Plus les efforts environnementaux seront grands, plus le Canada et les États-Unis réussiront à réduire leurs gaz à effet de serre, «mieux nous nous porterons tous», a lancé l'ambassadeur américain au Canada, David Jacobson, il y a quelques jours.

Le message lancé au gouvernement Harper était limpide: aidez-nous à dire oui au projet Keystone XL, sinon...

Les propos de M. Jacobson, formulés à la suite d'un discours de l'Union portant en grande partie sur le climat, ont fait grand bruit à Ottawa, où l'on décortique chaque virgule, chaque propos, chaque intonation du président Obama depuis sa réélection.

On réagit ainsi au quart de tour, on tente de contrer le discours négatif, on essaye de prouver que le Canada a un bien meilleur bilan environnemental que ce qu'en disent les écologistes. Mais on s'en tient, encore et toujours, à quelques phrases creuses qui ne sont pas à la hauteur des nombreux avertissements formulés pas l'administration Obama depuis cinq ans...

Déjà, en 2008, un conseiller à l'énergie du candidat Obama avait souligné l'importance pour le Canada de réduire l'impact des sables bitumineux, sans quoi cette source pétrolière «ne cadrerait pas» avec les objectifs à long terme du futur président.

L'année suivante, au tour du secrétaire américain à l'Énergie, Steven Chu, d'affirmer que le pétrole albertain «mérite d'être exploité d'une façon plus soucieuse de l'environnement», précisant nourrir beaucoup d'espoir dans la technologie verte.

Puis en 2010, une cinquantaine de membres du Congrès s'opposaient à Keystone XL et des centaines de chefs d'entreprise demandaient à la Maison-Blanche de tourner le dos au pétrole canadien. Des critiques qui s'ajoutaient à la couverture défavorable du National Geographic et à la résolution des 1100 membres de la United States Conference of Mayors, qui souhaitaient réduire, voire interdire l'achat d'essence issue des gisements bitumineux.

Et comment ont réagi le gouvernement Harper et les pétrolières? En répétant avec arrogance que le pétrole bitumineux trouvera acheteur ailleurs, plutôt qu'en réduisant véritablement l'impact environnemental des sables bitumineux.

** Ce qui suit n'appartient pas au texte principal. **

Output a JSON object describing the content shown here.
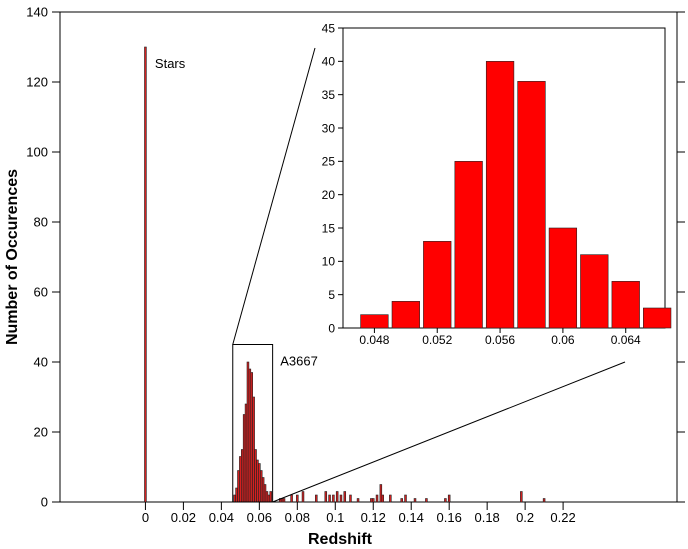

Or voilà manifestement à quoi l'ambassadeur américain faisait référence, la semaine dernière, lorsqu'il a pris l'initiative de communiquer avec les journalistes canadiens, ce qui conforte la thèse du service commandé depuis la Maison-Blanche: si Keystone n'a pas encore été approuvé, c'est en grande partie parce que le Canada n'a aucune mesure significative de réduction des gaz à effet de serre, aucune réglementation contraignante pour limiter l'impact des sables bitumineux, aucune volonté de se joindre à la lutte internationale contre les changements climatiques.

Les Américains non plus, il est vrai. Mais en promettant de faire du climat une «mission personnelle» de son second mandat, le président Obama entend clairement en faire plus. Et il aimerait que son bon ami Stephen Harper en fasse autant pour qu'il puisse enfin répondre favorablement au Canada, mais aussi aux États américains, aux syndicats, aux entreprises favorables à Keystone.

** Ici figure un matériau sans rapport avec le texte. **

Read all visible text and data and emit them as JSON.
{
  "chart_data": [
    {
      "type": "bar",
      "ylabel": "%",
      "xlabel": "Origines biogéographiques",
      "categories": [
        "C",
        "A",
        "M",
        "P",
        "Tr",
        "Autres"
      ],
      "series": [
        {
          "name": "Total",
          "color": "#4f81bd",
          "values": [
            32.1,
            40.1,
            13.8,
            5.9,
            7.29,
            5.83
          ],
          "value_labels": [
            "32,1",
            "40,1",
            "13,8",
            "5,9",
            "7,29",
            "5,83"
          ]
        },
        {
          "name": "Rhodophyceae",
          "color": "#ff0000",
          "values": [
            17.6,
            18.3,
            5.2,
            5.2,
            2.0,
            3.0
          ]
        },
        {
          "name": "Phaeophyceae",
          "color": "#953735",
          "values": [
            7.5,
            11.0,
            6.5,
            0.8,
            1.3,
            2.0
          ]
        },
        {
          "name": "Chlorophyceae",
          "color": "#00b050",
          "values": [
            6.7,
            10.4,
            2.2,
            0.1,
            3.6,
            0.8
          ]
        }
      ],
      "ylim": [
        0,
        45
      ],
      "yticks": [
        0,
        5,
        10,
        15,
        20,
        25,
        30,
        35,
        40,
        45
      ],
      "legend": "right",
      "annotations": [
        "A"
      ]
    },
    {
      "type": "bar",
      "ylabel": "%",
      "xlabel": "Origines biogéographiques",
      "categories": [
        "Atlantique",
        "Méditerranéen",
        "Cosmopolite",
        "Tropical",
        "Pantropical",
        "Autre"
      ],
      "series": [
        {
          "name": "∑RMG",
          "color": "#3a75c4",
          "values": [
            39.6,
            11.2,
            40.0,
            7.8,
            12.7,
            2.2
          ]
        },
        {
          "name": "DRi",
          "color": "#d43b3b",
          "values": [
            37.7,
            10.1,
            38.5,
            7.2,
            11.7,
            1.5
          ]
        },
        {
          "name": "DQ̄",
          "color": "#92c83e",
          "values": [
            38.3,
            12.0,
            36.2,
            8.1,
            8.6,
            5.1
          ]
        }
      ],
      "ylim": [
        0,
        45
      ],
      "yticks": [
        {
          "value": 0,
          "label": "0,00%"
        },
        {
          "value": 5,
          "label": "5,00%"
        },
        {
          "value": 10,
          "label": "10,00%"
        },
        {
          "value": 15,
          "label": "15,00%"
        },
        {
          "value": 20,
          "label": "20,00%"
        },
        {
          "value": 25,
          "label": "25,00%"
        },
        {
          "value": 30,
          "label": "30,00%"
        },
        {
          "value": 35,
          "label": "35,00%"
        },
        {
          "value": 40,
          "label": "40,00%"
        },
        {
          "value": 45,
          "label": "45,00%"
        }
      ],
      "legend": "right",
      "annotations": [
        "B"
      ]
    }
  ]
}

Si les grandes organisations écologistes américaines ont réussi à mobiliser une partie de l'opinion publique contre le projet d'oléoduc, c'est parce qu'ils ont réussi à en faire un symbole du laxisme d'Ottawa. La seule façon de répondre, c'est en démontrant que cette fois, enfin, l'avertissement de la Maison-Blanche a été entendu.